Wird die neue Bundesregierung ihre Chance für die Arbeitsmarktintegration der Geflüchteten nutzen?

Das Institut für Migrationsforschung und Interkulturelle Studien präsentiert heute einen Forschungsbericht über den Arbeitsmarktzugang für Geflüchtete. Darin formulieren die Experten unter anderem Handlungsempfehlungen für die Politik. Exklusiv im MiGAZIN stellen die Verfasser den Koalitionsvertrag von Union und SPD auf den Prüfstand.

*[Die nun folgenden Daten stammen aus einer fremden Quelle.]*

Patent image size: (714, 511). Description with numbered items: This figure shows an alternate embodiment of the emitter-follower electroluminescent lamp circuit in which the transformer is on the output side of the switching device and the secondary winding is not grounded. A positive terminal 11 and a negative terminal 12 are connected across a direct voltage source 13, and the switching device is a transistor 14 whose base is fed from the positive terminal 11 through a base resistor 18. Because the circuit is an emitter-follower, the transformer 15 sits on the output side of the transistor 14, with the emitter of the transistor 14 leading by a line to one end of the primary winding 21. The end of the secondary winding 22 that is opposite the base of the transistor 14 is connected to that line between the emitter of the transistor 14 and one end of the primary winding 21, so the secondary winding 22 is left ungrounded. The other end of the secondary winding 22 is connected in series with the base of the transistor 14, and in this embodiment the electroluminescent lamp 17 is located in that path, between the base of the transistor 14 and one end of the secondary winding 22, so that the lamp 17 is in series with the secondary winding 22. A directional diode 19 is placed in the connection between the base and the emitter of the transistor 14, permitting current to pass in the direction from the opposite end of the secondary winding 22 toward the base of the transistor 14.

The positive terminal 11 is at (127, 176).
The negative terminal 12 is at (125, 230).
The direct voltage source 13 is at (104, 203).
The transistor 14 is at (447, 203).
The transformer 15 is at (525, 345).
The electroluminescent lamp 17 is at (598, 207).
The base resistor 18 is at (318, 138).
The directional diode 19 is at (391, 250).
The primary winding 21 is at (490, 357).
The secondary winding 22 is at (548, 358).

Von Gieseke, Salikutluk, Wiedner Donnerstag, 15.03.2018, 6:24 Uhr|zuletzt aktualisiert: Mittwoch, 08.01.2020, 15:42 Uhr Lesedauer: 4 Minuten  |  

Gerade einmal fünf der 178 Seiten des neuen Koalitionsvertrages von CDU/CSU und SPD beschäftigen sich mit Migrationspolitik, etwas mehr als eine davon mit der Ausgestaltung der Integrationspolitik. Doch die Zahlen trügen. Das Thema Integration wird auch unter einer neuen großen Koalition einen zentralen Platz in der politischen Agenda einnehmen. Stand bisher zunächst die Frage der Aufnahme von Geflüchteten im Zentrum, so wird es in Zukunft vor allem darum gehen, wie die Schutzsuchenden, die in Deutschland bleiben werden, eine dauerhafte Perspektive entwickeln können. Entscheidend dafür ist, ob es ihnen gelingen wird, Anschluss an den Arbeitsmarkt zu finden.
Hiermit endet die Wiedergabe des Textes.